EMTALA in the Age of Rising Abortion Bans

Following the decision in Dobbs v. Jackson Women’s Health Organization in 2022, abortion bans have been popping up in states across the country. Many states have qualified their bans with exceptions based on the gestational age of the pregnancy, assault, or medical necessity. However, for 12 states, the exceptions, if present at all, are narrow, creating near-total abortion bans. This has widespread implications not just for patients, but for medical providers who traditionally provide abortions or greater obstetrics care.

One specific class of providers has found itself in the middle of a clash between state and federal law due to these bans. Emergency medical providers are not just bound by state law, but by the Emergency Medical Treatment and Active Labor Act (EMTALA). EMTALA is a federal act passed in 1986 as a response to a problematic practice of “patient dumping,” where hospitals refuse to treat low-income patients or patients from marginalized communities and transfer them to other hospitals. The primary requirement of the act is that any patient who arrives at an emergency room in a hospital that receives Medicare funding must be screened and stabilized before being transferred or released. The majority of guidance on EMTALA has left the medical decision-making aspect of stabilization and treatment up to the discretion of medical providers within the scope of their capabilities and the current standards of care.

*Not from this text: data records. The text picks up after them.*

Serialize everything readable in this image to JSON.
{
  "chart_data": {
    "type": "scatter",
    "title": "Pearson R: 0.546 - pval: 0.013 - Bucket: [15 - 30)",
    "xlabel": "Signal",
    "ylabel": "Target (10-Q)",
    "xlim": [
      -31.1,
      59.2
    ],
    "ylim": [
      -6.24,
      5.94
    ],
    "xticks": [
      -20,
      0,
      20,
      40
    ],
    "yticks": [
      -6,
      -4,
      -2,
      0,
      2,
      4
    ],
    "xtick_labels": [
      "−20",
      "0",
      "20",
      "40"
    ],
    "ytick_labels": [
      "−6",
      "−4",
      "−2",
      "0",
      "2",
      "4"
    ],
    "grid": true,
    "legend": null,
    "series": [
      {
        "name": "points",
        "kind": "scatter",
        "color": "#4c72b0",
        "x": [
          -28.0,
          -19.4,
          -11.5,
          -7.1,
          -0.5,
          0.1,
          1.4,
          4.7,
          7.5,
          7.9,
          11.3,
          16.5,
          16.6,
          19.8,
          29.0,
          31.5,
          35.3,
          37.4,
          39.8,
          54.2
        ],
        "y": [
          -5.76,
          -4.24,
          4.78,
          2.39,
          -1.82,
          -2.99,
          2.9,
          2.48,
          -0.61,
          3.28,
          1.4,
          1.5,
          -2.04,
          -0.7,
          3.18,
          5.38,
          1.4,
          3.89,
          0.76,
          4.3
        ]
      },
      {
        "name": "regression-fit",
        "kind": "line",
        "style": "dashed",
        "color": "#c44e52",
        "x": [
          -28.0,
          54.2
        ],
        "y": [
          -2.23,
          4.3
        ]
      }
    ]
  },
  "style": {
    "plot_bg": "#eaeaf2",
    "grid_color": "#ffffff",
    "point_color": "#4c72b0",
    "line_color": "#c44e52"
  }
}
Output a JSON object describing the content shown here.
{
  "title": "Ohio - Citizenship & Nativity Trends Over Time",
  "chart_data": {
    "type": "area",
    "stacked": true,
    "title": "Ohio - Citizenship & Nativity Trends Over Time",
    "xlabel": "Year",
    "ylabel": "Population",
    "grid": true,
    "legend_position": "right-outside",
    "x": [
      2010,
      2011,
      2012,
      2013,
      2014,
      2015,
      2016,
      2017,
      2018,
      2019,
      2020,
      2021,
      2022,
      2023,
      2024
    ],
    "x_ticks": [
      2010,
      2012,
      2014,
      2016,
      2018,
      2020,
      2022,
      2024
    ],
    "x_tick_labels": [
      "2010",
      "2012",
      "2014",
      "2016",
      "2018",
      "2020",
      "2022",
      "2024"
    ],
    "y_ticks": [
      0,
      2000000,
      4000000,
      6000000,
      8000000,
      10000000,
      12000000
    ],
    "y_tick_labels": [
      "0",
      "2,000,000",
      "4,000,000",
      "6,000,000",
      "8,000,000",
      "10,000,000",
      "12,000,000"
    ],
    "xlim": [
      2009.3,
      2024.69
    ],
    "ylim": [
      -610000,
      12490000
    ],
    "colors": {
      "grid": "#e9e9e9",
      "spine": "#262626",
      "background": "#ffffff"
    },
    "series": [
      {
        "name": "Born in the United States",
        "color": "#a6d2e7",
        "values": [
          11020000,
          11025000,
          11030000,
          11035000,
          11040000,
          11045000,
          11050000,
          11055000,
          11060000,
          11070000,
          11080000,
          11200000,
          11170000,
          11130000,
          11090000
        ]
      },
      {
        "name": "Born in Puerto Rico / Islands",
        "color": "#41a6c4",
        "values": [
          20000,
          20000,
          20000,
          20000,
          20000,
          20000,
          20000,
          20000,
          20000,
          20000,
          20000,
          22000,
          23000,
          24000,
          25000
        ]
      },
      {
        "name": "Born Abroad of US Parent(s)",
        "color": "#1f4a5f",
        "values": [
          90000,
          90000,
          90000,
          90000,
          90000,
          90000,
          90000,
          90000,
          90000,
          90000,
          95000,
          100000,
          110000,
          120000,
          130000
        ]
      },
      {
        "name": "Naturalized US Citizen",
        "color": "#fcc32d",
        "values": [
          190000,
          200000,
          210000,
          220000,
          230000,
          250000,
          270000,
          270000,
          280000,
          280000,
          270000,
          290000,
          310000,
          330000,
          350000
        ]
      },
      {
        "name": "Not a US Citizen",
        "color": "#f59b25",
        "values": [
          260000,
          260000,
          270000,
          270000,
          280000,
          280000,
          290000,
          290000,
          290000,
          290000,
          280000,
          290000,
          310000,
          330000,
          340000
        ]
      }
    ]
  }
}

The issue arises in cases where an abortion is determined to be medically necessary for the stabilization of a patient by a provider in an emergency setting. Pregnancy complications are the fifth most common reason that women between 18 and 65 visit the emergency room, with 84% of women visiting the emergency room at some point during their pregnancy. Due to the breadth of procedures that fall under the clinical term “abortion,” many medical procedures required for emergency obstetrics care fall under the abortion umbrella. Often, these procedures are life-saving and needed for even the most basic stabilization of a pregnant patient, such as in the case of ectopic pregnancy.

A few cases reflecting this conflict have made their way to the Supreme Court, hoping to receive a concrete answer as to whether emergency abortion procedures would remain protected. The most recent of these is Idaho v. United States, where the DOJ contended that Idaho’s near-total abortion ban would have to yield to federal law in terms of the provision of necessary stabilizing treatment. However, SCOTUS dismissed the complaint in 2024 without a specific ruling on the interaction between EMTALA and abortion bans, finding that the writ of certiorari was improvidently granted.

Despite this dismissal, the Supreme Court has another chance to hear arguments concerning the interaction between EMTALA and abortion bans due to a recent lawsuit where Texas sued the DOJ in an attempt to force ER compliance with the state’s strict abortion ban. The Fifth Circuit Court of Appeals sided with the state, allowing for the abortion ban to prevail over EMTALA obligations. The DOJ, under President Biden, filed for a review of the decision in 2024, but after the change in administration, it remains to be seen whether the DOJ will continue to pursue the complaint or whether SCOTUS will hear the case.

Without a clear ruling from federal courts, the conflict between the duties of providers under EMTALA and state-based bans leaves providers wary of legal repercussions, no matter which actions they take. Guidance from the Center for Medicare & Medicaid Services, as given in 2022, stated that providers would be protected under EMTALA for the provision of medically necessary abortions for the stabilization of emergent patients. However, that guidance was rescinded under President Trump as of June 3rd, 2025, and subsequent communication from the HHS on June 13th, 2025, was unclear. The lack of clear information and rising legal consequences of providing abortions in certain states have thrust providers and patients alike back into a state of uncertainty and fear.